Four Ways To Celebrate Valentine’s Day Without Breaking The Bank

On Valentine’s Day, we’re always searching for ways to spend money to celebrate, but there are plenty of ways to celebrate, have fun and not burn a hole in your wallet. We recently discussed how prioritizing your financial wellness can help reduce your stress, which goes for every day of the year. To help you reduce (or even skip) the spending this year, check out our date ideas that won’t break the bank this Valentine’s Day.


  1. The Classic Home Cooked Meal

    Even though we’re at home more than ever these days, making your partner their favourite meal is thoughtful and can be made extra special by creating the right atmosphere. You could serve three courses, accompany it with their favourite drink, all costing nothing more than your weekly grocery shop. .

  2. Zoom Call Cocktails

    If you and your partner are away from each other this year due to the pandemic, it can feel important to try to make the extra effort for Valentine’s Day. Instead of sending each other costly gifts, why not celebrate together via Zoom call by creating a cocktail?

    You can write a list of ingredients, instructions and teach your significant other how to make this cocktail. If the price of multiple ingredients is still a little too much, why not plan to get the same drink – maybe one you both haven’t tried before and try it for the first time, together. This can be a fun, social and still feel like a Valentine’s Day date without over-spending.

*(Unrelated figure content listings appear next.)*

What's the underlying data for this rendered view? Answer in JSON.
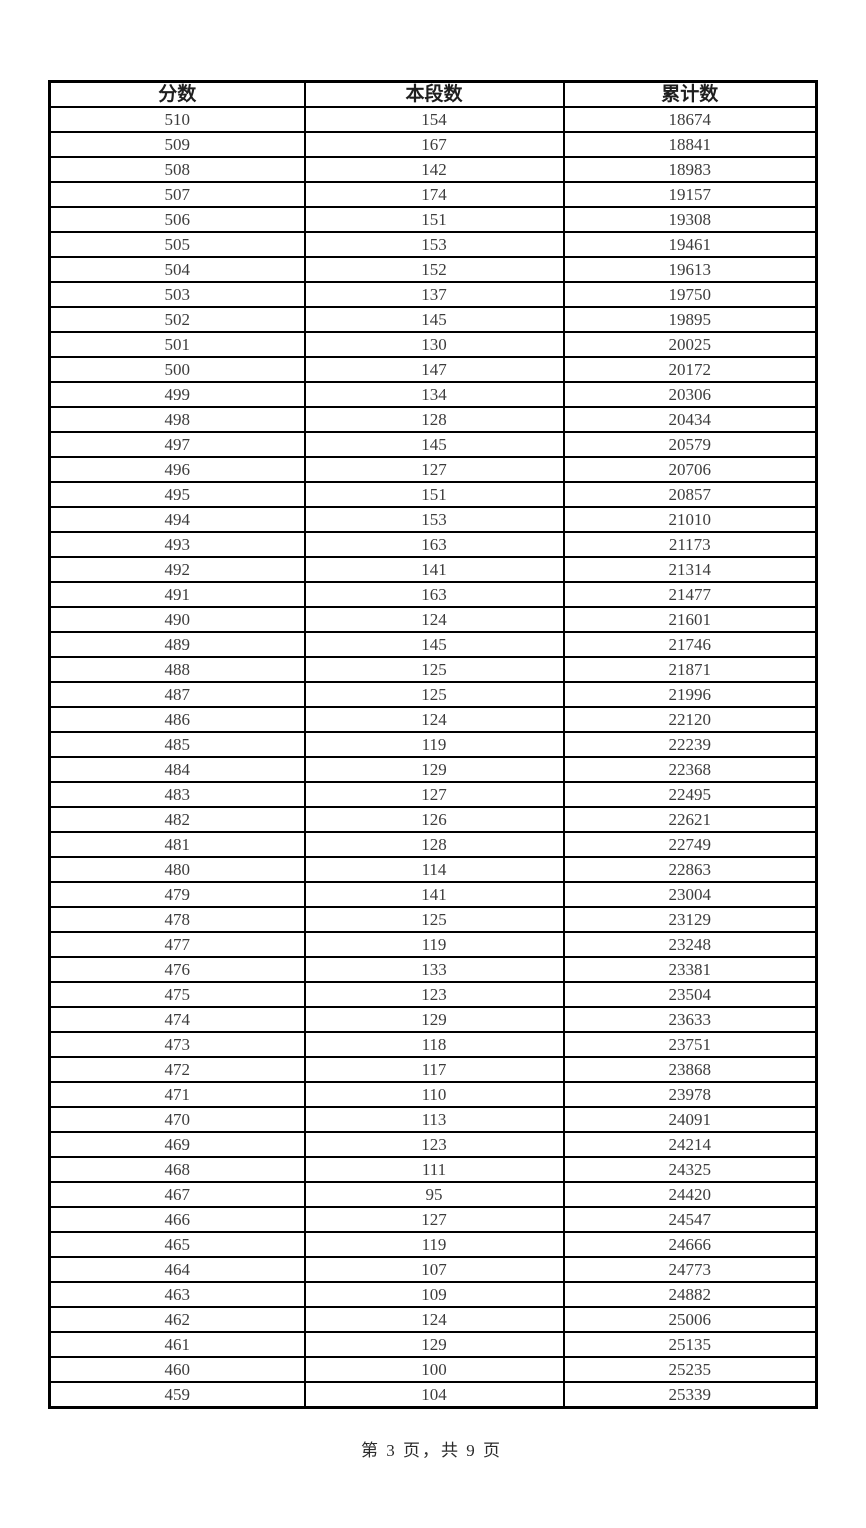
{
  "page": {
    "background_color": "#ffffff",
    "border_color": "#000000",
    "footer_text": "第 3 页，共 9 页",
    "page_number": 3,
    "total_pages": 9
  },
  "table": {
    "columns": [
      "分数",
      "本段数",
      "累计数"
    ],
    "rows": [
      [
        510,
        154,
        18674
      ],
      [
        509,
        167,
        18841
      ],
      [
        508,
        142,
        18983
      ],
      [
        507,
        174,
        19157
      ],
      [
        506,
        151,
        19308
      ],
      [
        505,
        153,
        19461
      ],
      [
        504,
        152,
        19613
      ],
      [
        503,
        137,
        19750
      ],
      [
        502,
        145,
        19895
      ],
      [
        501,
        130,
        20025
      ],
      [
        500,
        147,
        20172
      ],
      [
        499,
        134,
        20306
      ],
      [
        498,
        128,
        20434
      ],
      [
        497,
        145,
        20579
      ],
      [
        496,
        127,
        20706
      ],
      [
        495,
        151,
        20857
      ],
      [
        494,
        153,
        21010
      ],
      [
        493,
        163,
        21173
      ],
      [
        492,
        141,
        21314
      ],
      [
        491,
        163,
        21477
      ],
      [
        490,
        124,
        21601
      ],
      [
        489,
        145,
        21746
      ],
      [
        488,
        125,
        21871
      ],
      [
        487,
        125,
        21996
      ],
      [
        486,
        124,
        22120
      ],
      [
        485,
        119,
        22239
      ],
      [
        484,
        129,
        22368
      ],
      [
        483,
        127,
        22495
      ],
      [
        482,
        126,
        22621
      ],
      [
        481,
        128,
        22749
      ],
      [
        480,
        114,
        22863
      ],
      [
        479,
        141,
        23004
      ],
      [
        478,
        125,
        23129
      ],
      [
        477,
        119,
        23248
      ],
      [
        476,
        133,
        23381
      ],
      [
        475,
        123,
        23504
      ],
      [
        474,
        129,
        23633
      ],
      [
        473,
        118,
        23751
      ],
      [
        472,
        117,
        23868
      ],
      [
        471,
        110,
        23978
      ],
      [
        470,
        113,
        24091
      ],
      [
        469,
        123,
        24214
      ],
      [
        468,
        111,
        24325
      ],
      [
        467,
        95,
        24420
      ],
      [
        466,
        127,
        24547
      ],
      [
        465,
        119,
        24666
      ],
      [
        464,
        107,
        24773
      ],
      [
        463,
        109,
        24882
      ],
      [
        462,
        124,
        25006
      ],
      [
        461,
        129,
        25135
      ],
      [
        460,
        100,
        25235
      ],
      [
        459,
        104,
        25339
      ]
    ]
  }
}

  3. Create A Movie Theatre In Your Living Room

    This one probably seems all too familiar in these times but can be magical, if executed correctly. Choose a movie you both haven’t seen before, get the buttered popcorn and soft drinks ready and even head to your local Walmart for some fairy lights to create the perfect atmosphere for a movie night. Light a few candles, maybe an incense – and your living room is transformed. It’s the little details that make a big difference. 


  1. Create A Memory Book

    Most local drug stores have photo-printing booths where you can print out pictures from your smartphone. You can pick photos from your first date, first holiday, wedding, or any other significant date and glue them into a scrapbook. Your local dollar store will have a wide range of scrapbooks to choose from. This is the perfect, budget-friendly and sentimental gift to give your partner to mark the occasion.



The Bottom Line


Overall, it’s hard to know how much is “too much” to spend on your 2021 Valentine. It’s important when giving gifts to always have your budget in mind and not risk your debt or loan repayments for a gift. Remember, your partner would not like to see you suffer financially in the name of Valentine’s Day. You can always try to incorporate in the 50/30/20 budgeting rule or take a second look at your finances to see how much unallocated and disposable funds you have to spend.

This way, you can better understand how much money you can afford to spend and budget for that amount. If you have no cash left-over this month to spend on a gift, try to focus on what Valentine’s Day represents. You can celebrate by making a movie night extra special, by making your evening meal feel a bit more holiday-themed with music and atmosphere, or simply by setting aside some time for you and your partner.